Les numéros gagnants de cette première course de la journée à Turffontein, Afrique du Sud, sont en ordre d’arrivée : 10-7-8. Ce qui fait gagner 363 000 Fcfa. Visiblement, il n’y a pas beaucoup de gagnants dans la salle. Ça bourdonne par-ci, par-là.

« J’ai gagné au placé numéro 10, je n’ai eu que 1000 Fcfa alors que j’ai misé 1200 Fcfa », confie un parieur, à la mine moins serrée que d’autres dans la salle. Il ajoute qu’il a eu peur de jouer sinon qu’il allait gagner plus d’argent. Un autre joueur se lamente au fond de la salle. « Le problème est qu’on ne maîtrise pas les courses sud-africaines. C’est ma première  fois de jouer à ces courses. Je suis contraint de tenter ma chance », argue-t-il. Malgré le reproche de la non maitrise des méthodes de calcul des courses non françaises qui est évoqué par tous, rien ne prouvait que ces parieurs videraient la salle. Mieux, elle se remplissait au fur et à mesure.

« Les commentaires dans le programme des courses en Afrique du Sud ne contiennent pas d’informations auxquelles on peut se fier pour faire les calculs. Très généralement, aussi, ce sont de jeunes chevaux qui courent dans ce pays, contrairement en France. Moi je ne joue pas jusqu’à la reprise des courses françaises », dit un parieur.
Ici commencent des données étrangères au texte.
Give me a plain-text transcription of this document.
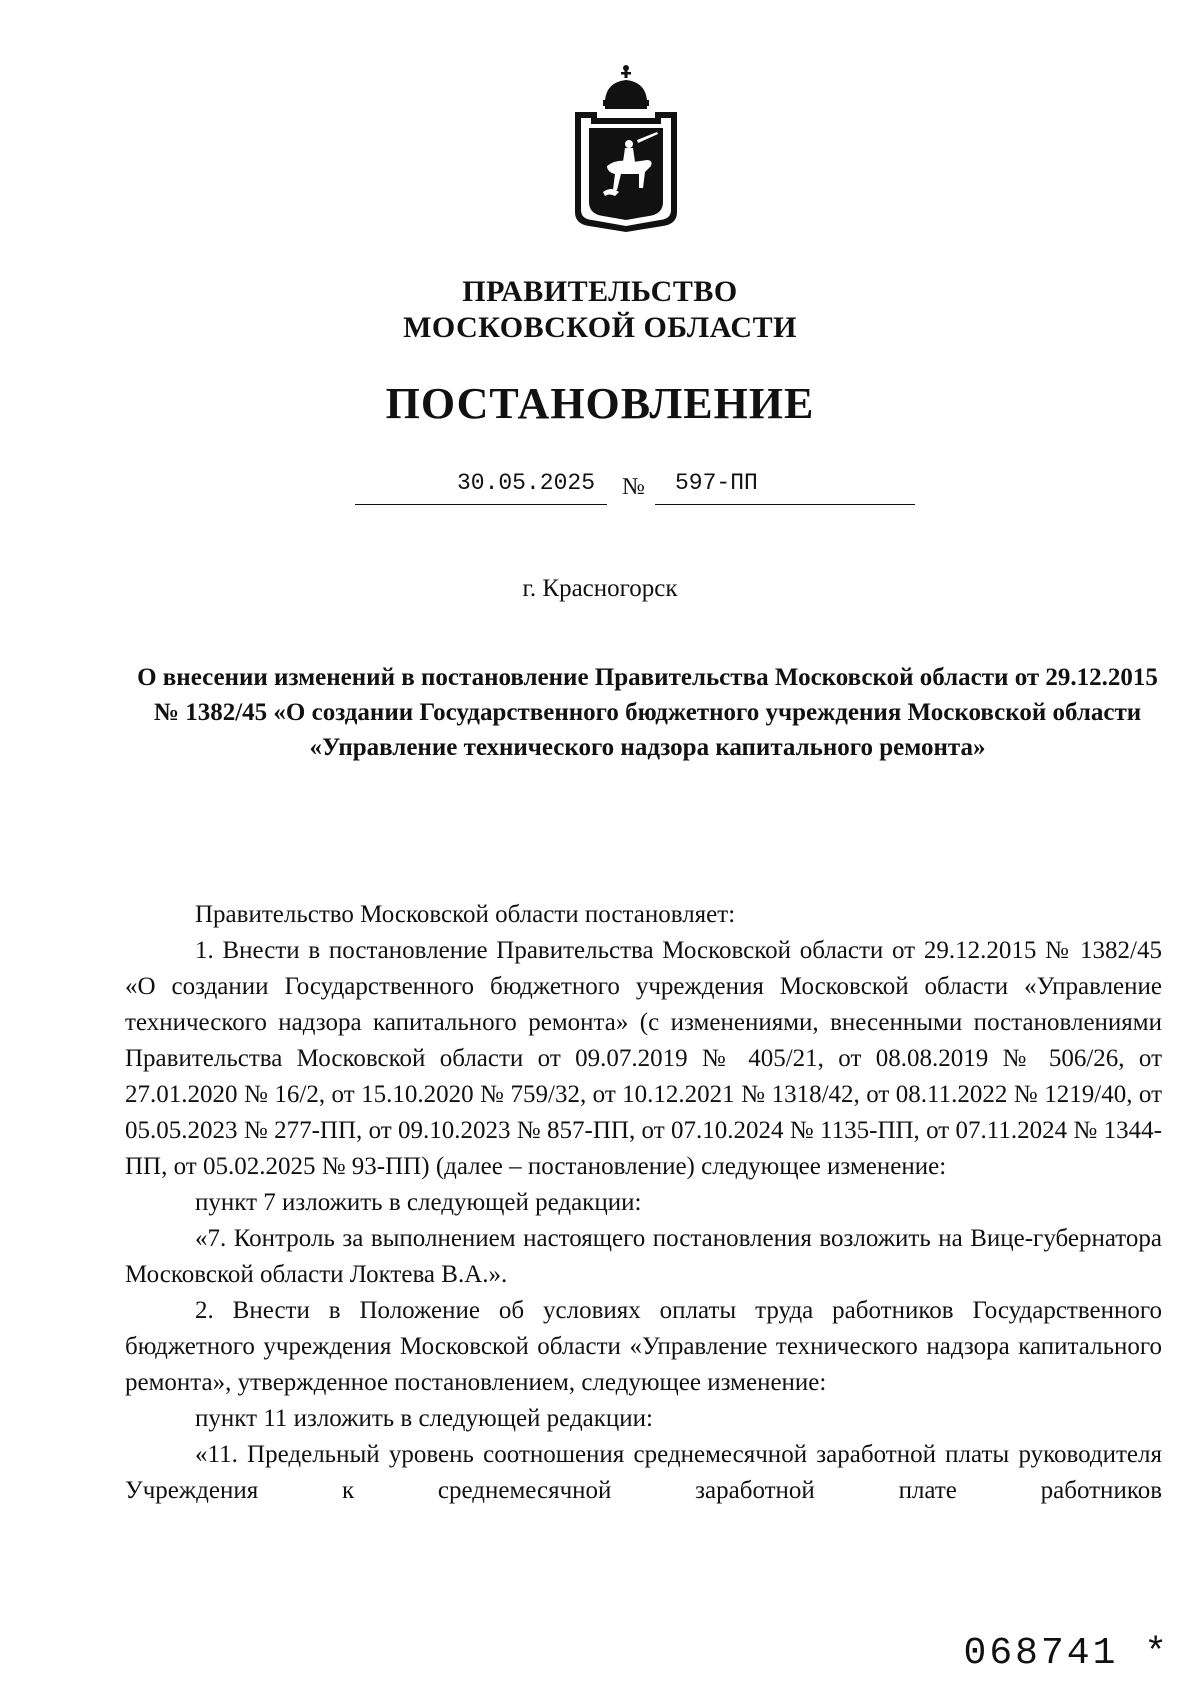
ПРАВИТЕЛЬСТВО
МОСКОВСКОЙ ОБЛАСТИ
ПОСТАНОВЛЕНИЕ
30.05.2025	№ 597-ПП
г. Красногорск
О внесении изменений в постановление Правительства Московской области от 29.12.2015 № 1382/45 «О создании Государственного бюджетного учреждения Московской области «Управление технического надзора капитального ремонта»

Правительство Московской области постановляет:

1. Внести в постановление Правительства Московской области от 29.12.2015 № 1382/45 «О создании Государственного бюджетного учреждения Московской области «Управление технического надзора капитального ремонта» (с изменениями, внесенными постановлениями Правительства Московской области от 09.07.2019 № 405/21, от 08.08.2019 № 506/26, от 27.01.2020 № 16/2, от 15.10.2020 № 759/32, от 10.12.2021 № 1318/42, от 08.11.2022 № 1219/40, от 05.05.2023 № 277-ПП, от 09.10.2023 № 857-ПП, от 07.10.2024 № 1135-ПП, от 07.11.2024 № 1344-ПП, от 05.02.2025 № 93-ПП) (далее – постановление) следующее изменение:

пункт 7 изложить в следующей редакции:

«7. Контроль за выполнением настоящего постановления возложить на Вице-губернатора Московской области Локтева В.А.».

2. Внести в Положение об условиях оплаты труда работников Государственного бюджетного учреждения Московской области «Управление технического надзора капитального ремонта», утвержденное постановлением, следующее изменение:

пункт 11 изложить в следующей редакции:

«11. Предельный уровень соотношения среднемесячной заработной платы руководителя Учреждения к среднемесячной заработной плате работников

068741 *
La Direction générale du PMU-Mali estime que c’est trop tôt pour s’exprimer sur la rentabilité des courses hippiques sud-africaines et anglaises. « C’est aujourd’hui (Ndlr, jeudi) que se tiennent les premières courses hippiques dans les PCD, après la suspension de celles de France. C’est peut être après un temps qu’on pourra être édifié », dit la responsable médias à la Direction générale du PMU-Mali, Fatoumata Touré. Elle a ajouté que l’entreprise fait le maximum pour que les choses reviennent rapidement.

Elle a précisé que le PMU-Mali ne change rien concernant les potentialités des chevaux qui doivent participer à la course. « Toutes les informations dans le programme de courses viennent de l’Afrique du Sud et de l’Angleterre. Nous ne changeons rien… », assure Fatoumata Touré.